I’m curious if anyone has tracked this for other games so we can have a sense of which games are likely to have it removed when. I was eying a game when it suddenly occurred to me to think “wait, doesn’t this company usually remove Denuvo around now?”
It might even be useful to create a tracking document of games where Denuvo has been removed by the publisher, divided by publisher (and perhaps with a few other notes that might affect it, like Steam review, metacritic, or sales figures if we can find them) to help us get a sense of where things stand in that regard.
PC Gaming Wiki have a page that’s auto generated that tracks games using, and formally using Denuvo.
Neowin generally announce those that are being freed that week. They do not keep a running list though.
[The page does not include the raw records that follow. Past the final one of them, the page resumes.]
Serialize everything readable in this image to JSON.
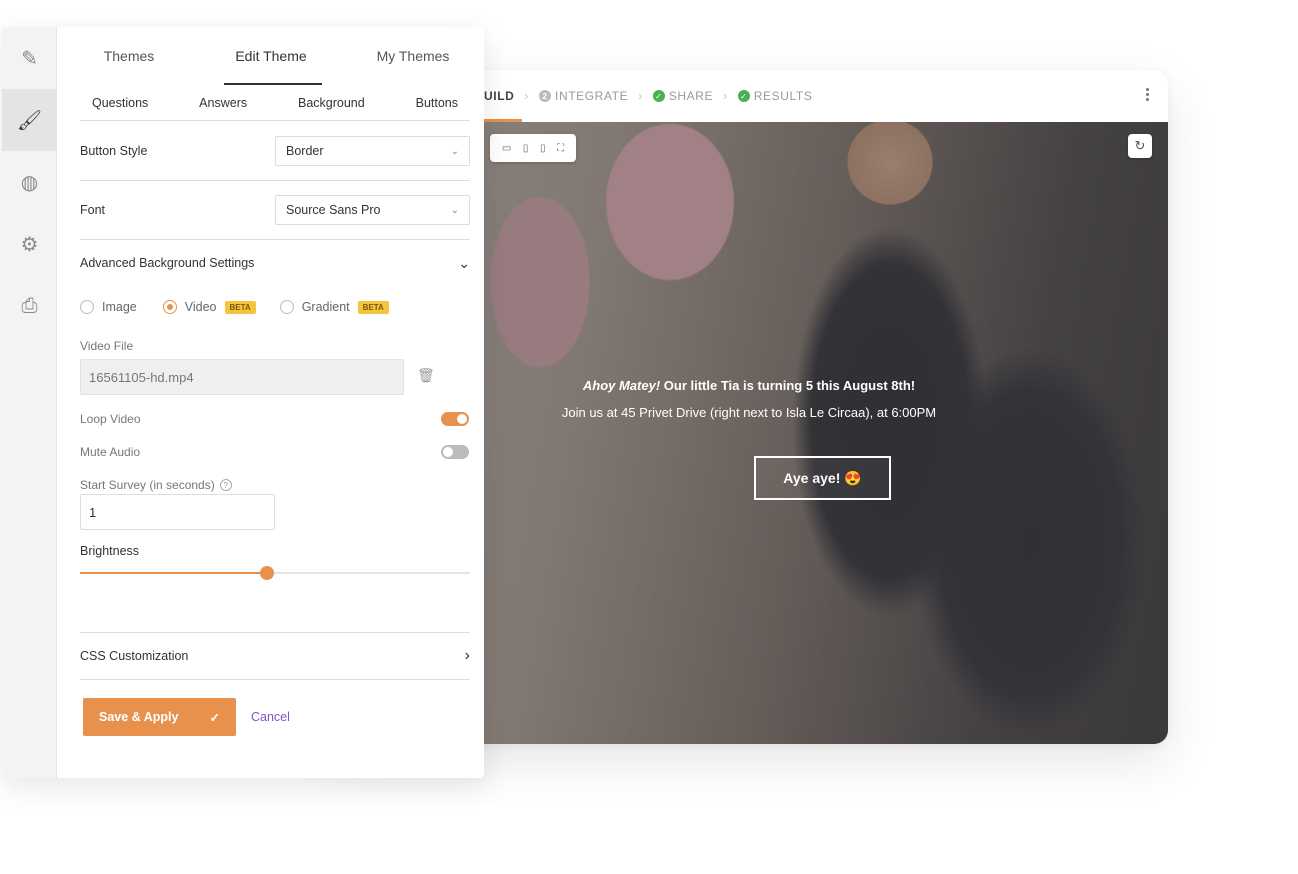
{
  "preview": {
    "steps": [
      {
        "label": "UILD",
        "state": "active"
      },
      {
        "label": "INTEGRATE",
        "state": "numbered",
        "num": "2"
      },
      {
        "label": "SHARE",
        "state": "done"
      },
      {
        "label": "RESULTS",
        "state": "done"
      }
    ],
    "invite_em": "Ahoy Matey!",
    "invite_line1_rest": " Our little Tia is turning 5 this August 8th!",
    "invite_line2": "Join us at 45 Privet Drive (right next to Isla Le Circaa), at 6:00PM",
    "cta_label": "Aye aye! 😍"
  },
  "editor": {
    "top_tabs": [
      "Themes",
      "Edit Theme",
      "My Themes"
    ],
    "sub_tabs": [
      "Questions",
      "Answers",
      "Background",
      "Buttons"
    ],
    "button_style": {
      "label": "Button Style",
      "value": "Border"
    },
    "font": {
      "label": "Font",
      "value": "Source Sans Pro"
    },
    "advanced_bg": {
      "label": "Advanced Background Settings"
    },
    "bg_types": [
      {
        "label": "Image",
        "selected": false,
        "beta": ""
      },
      {
        "label": "Video",
        "selected": true,
        "beta": "BETA"
      },
      {
        "label": "Gradient",
        "selected": false,
        "beta": "BETA"
      }
    ],
    "video_file": {
      "label": "Video File",
      "value": "16561105-hd.mp4"
    },
    "loop_video": {
      "label": "Loop Video",
      "on": true
    },
    "mute_audio": {
      "label": "Mute Audio",
      "on": false
    },
    "start_survey": {
      "label": "Start Survey (in seconds)",
      "value": "1"
    },
    "brightness": {
      "label": "Brightness",
      "value": 0.48
    },
    "css_custom": {
      "label": "CSS Customization"
    },
    "save_label": "Save & Apply",
    "cancel_label": "Cancel"
  },
  "colors": {
    "accent": "#e8914c",
    "success": "#4caf50",
    "link": "#7e57c2"
  }
}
New Lemmy Post: Is there a list somewhere tracking when specific companies normally remove Denuvo from their games? (https://lemmy.dbzer0.com/post/9270558)
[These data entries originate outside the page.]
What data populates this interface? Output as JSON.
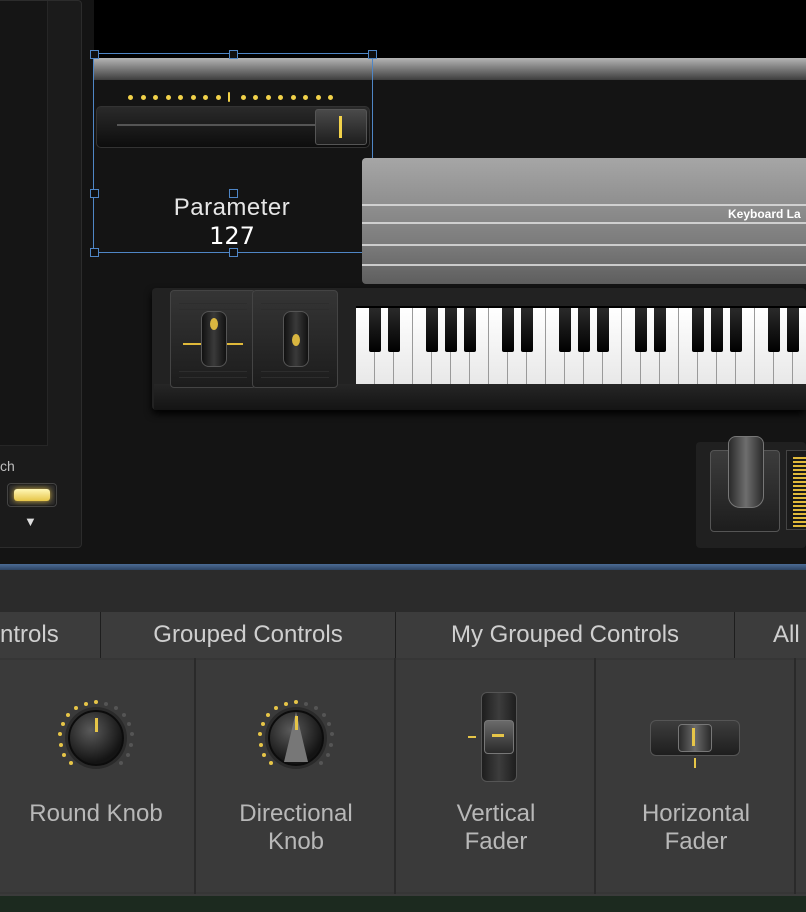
{
  "left_panel": {
    "label": "ch",
    "arrow": "▼"
  },
  "parameter": {
    "name": "Parameter",
    "value": "127"
  },
  "keyboard": {
    "label": "Keyboard La"
  },
  "library": {
    "tabs": [
      "ntrols",
      "Grouped Controls",
      "My Grouped Controls",
      "All"
    ],
    "items": [
      {
        "line1": "Round Knob",
        "line2": "",
        "icon": "round-knob-icon"
      },
      {
        "line1": "Directional",
        "line2": "Knob",
        "icon": "directional-knob-icon"
      },
      {
        "line1": "Vertical",
        "line2": "Fader",
        "icon": "vertical-fader-icon"
      },
      {
        "line1": "Horizontal",
        "line2": "Fader",
        "icon": "horizontal-fader-icon"
      }
    ]
  },
  "colors": {
    "accent_yellow": "#f2d24a",
    "selection_blue": "#4f86c6",
    "separator_blue": "#4b6b95"
  }
}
Tagging: #Piracy(Replying in the OP of this thread (NOT THIS BOT!) will appear as a comment in the lemmy discussion.)
I am a FOSS bot. Check my README: https://github.com/db0/lemmy-tagginator/blob/main/README.md
This bot seems like a bad idea. It mucks up Lemmy discussions with bot comments in the hope that they get noticed on Mastodon.
Why not have a bot repost to Mastodon so you’re not spamming the people who already saw it?
Why not have a bot repost to Mastodon so you’re not spamming the people who already saw it?
Because that doesn’t allow interaction between communities. Ideally there will eventually be a method to enable this type of interaction without a bot connecting them. In the meantime you can block the bot like I did, and then you only have to see people complaining about it like you did.
How does spamming a Lemmy post with a hashtag help publicize it to Mastodon?
If the point is to make it visible on Mastodon, why not post it there?